I met Mike Nichols in the lobby of New York's Alvin Theater in the spring of 1977. I was attending a preview performance of a musical and stepped outside because, quite frankly, the show wasn't that good. Nichols also stepped outside, smiled and lit up a cigarette, volunteering to me that he had been brought in to help the show, which struggled out of town. It required quite a few cast changes and the script and score still needed a lot of tightening-up.

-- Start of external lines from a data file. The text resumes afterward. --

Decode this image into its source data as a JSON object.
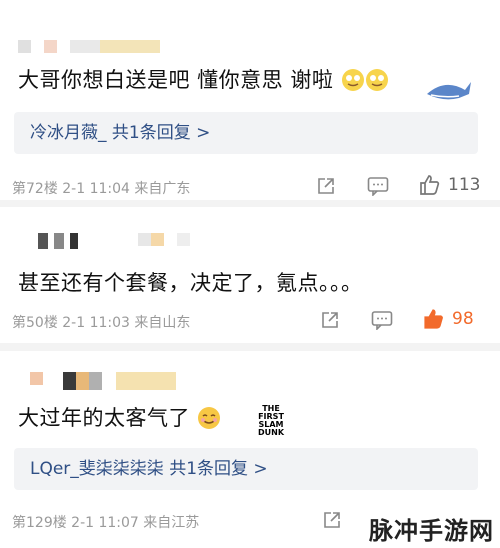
{
  "comments": [
    {
      "text": "大哥你想白送是吧 懂你意思 谢啦",
      "reply": "冷冰月薇_ 共1条回复 >",
      "meta": "第72楼 2-1 11:04 来自广东",
      "likes": "113"
    },
    {
      "text": "甚至还有个套餐，决定了，氪点。。。",
      "meta": "第50楼 2-1 11:03 来自山东",
      "likes": "98"
    },
    {
      "text": "大过年的太客气了",
      "reply": "LQer_斐柒柒柒柒 共1条回复 >",
      "meta": "第129楼 2-1 11:07 来自江苏"
    }
  ],
  "sticker_text": "THE FIRST SLAM DUNK",
  "watermark": "脉冲手游网",
  "colors": {
    "link_blue": "#2f4f85",
    "like_orange": "#f26a2b",
    "meta_gray": "#9a9a9a"
  },
  "icons": [
    "share-icon",
    "comment-icon",
    "like-icon",
    "emoji-icon",
    "whale-icon"
  ]
}
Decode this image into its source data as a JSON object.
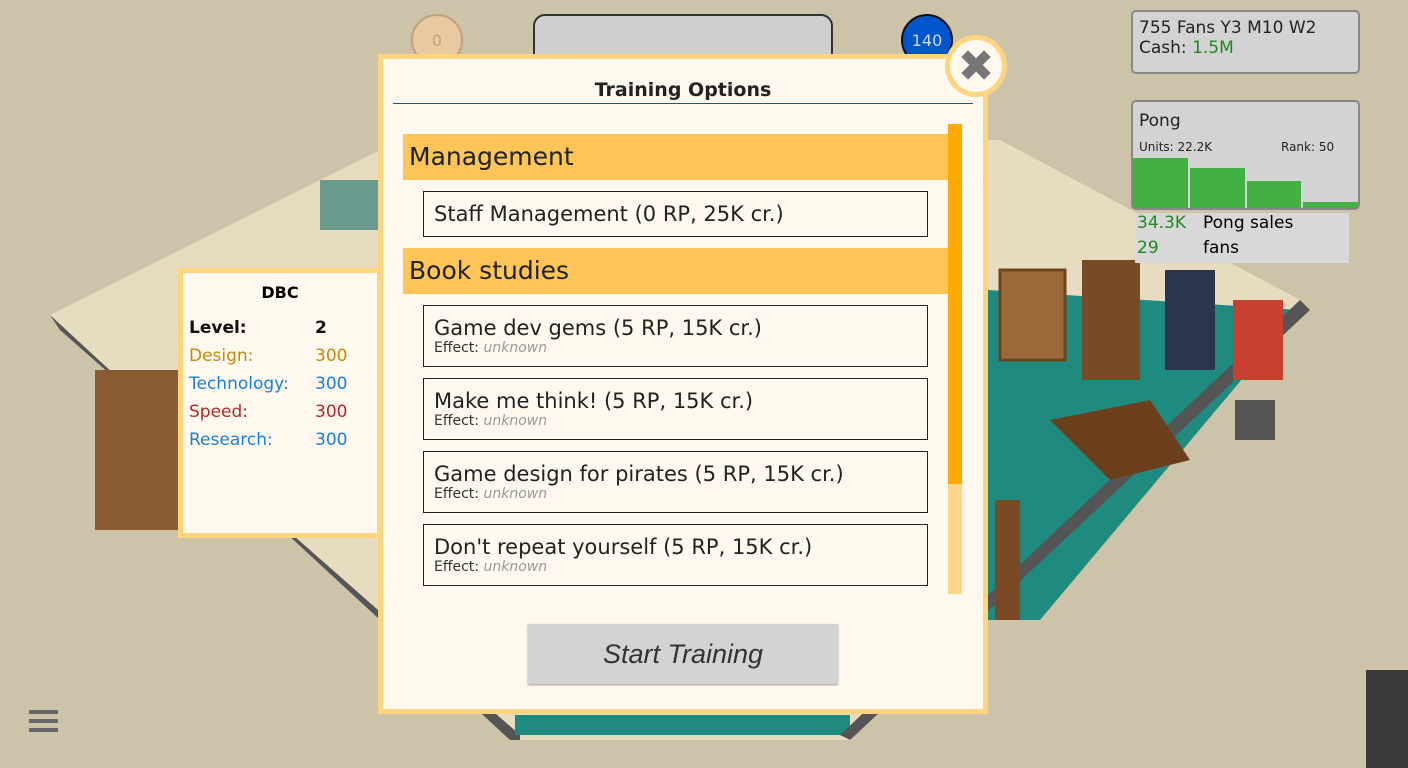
{
  "top_bubbles": {
    "left_value": "0",
    "right_value": "140"
  },
  "status": {
    "fans_date": "755 Fans Y3 M10 W2",
    "cash_label": "Cash:",
    "cash_value": "1.5M"
  },
  "game_panel": {
    "name": "Pong",
    "units": "Units: 22.2K",
    "rank": "Rank: 50",
    "weekly_sales_bars": [
      100,
      80,
      55,
      12
    ],
    "bar_color": "#44b044"
  },
  "game_stats": [
    {
      "value": "34.3K",
      "label": "Pong sales"
    },
    {
      "value": "29",
      "label": "fans"
    }
  ],
  "staff": {
    "name": "DBC",
    "rows": [
      {
        "label": "Level:",
        "value": "2",
        "color": "#111111"
      },
      {
        "label": "Design:",
        "value": "300",
        "color": "#c8860b"
      },
      {
        "label": "Technology:",
        "value": "300",
        "color": "#1a7fd6"
      },
      {
        "label": "Speed:",
        "value": "300",
        "color": "#b02a2a"
      },
      {
        "label": "Research:",
        "value": "300",
        "color": "#1a7fd6"
      }
    ]
  },
  "modal": {
    "title": "Training Options",
    "sections": [
      {
        "label": "Management",
        "items": [
          {
            "label": "Staff Management (0 RP, 25K cr.)"
          }
        ]
      },
      {
        "label": "Book studies",
        "items": [
          {
            "label": "Game dev gems (5 RP, 15K cr.)",
            "effect_label": "Effect:",
            "effect": "unknown"
          },
          {
            "label": "Make me think! (5 RP, 15K cr.)",
            "effect_label": "Effect:",
            "effect": "unknown"
          },
          {
            "label": "Game design for pirates (5 RP, 15K cr.)",
            "effect_label": "Effect:",
            "effect": "unknown"
          },
          {
            "label": "Don't repeat yourself (5 RP, 15K cr.)",
            "effect_label": "Effect:",
            "effect": "unknown"
          }
        ]
      }
    ],
    "start_label": "Start Training",
    "close_icon": "close-x-icon"
  },
  "colors": {
    "accent": "#fdc457",
    "scroll_thumb": "#ffaa00",
    "cash": "#1e8a1e"
  }
}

Nichols would later joke that he wasn't exactly sure what he did when he produced or directed the scores of stage shows and movies that became legend. To that end, he was lying through his teeth, because everybody else knew that what Nichols did was magic. On Broadway, he was responsible for Barefoot in the Park
, The Odd Couple
, The Real Thing
and an amazing 2012 revival of Death of a Salesman
with Philip Seymour Hoffman.
Nichols' movie career is even more stunning, as he was responsible for Who's Afraid of Virginia Woolf
, The Graduate
, Carnal Knowledge
, Working Girl
, The Birdcage
and HBO's phenomenal 2003 adaptation of Angels in America
But my favorite memories of Mike Nichols are of watching old kinescopes of his great comedy performances in the late 1950s and early 60s with Elaine May. Together, Nichols and May helped redefine sketch comedy and you see their influences in comedic stage performances through much of the latter half of the 20th century.
By the way, that show that Nichols was shepherding in 1977? It was Annie
, which won him one of his many Tony Awards. In fact, Nichols was an elite member of the famed EGOT "club," having won an Emmy, Grammy, Oscar and Tony (on many occasions).
Nichols died Wednesday, Nov. 19, at the age of 83. ABC News reported that the cause of death was cardiac arrest.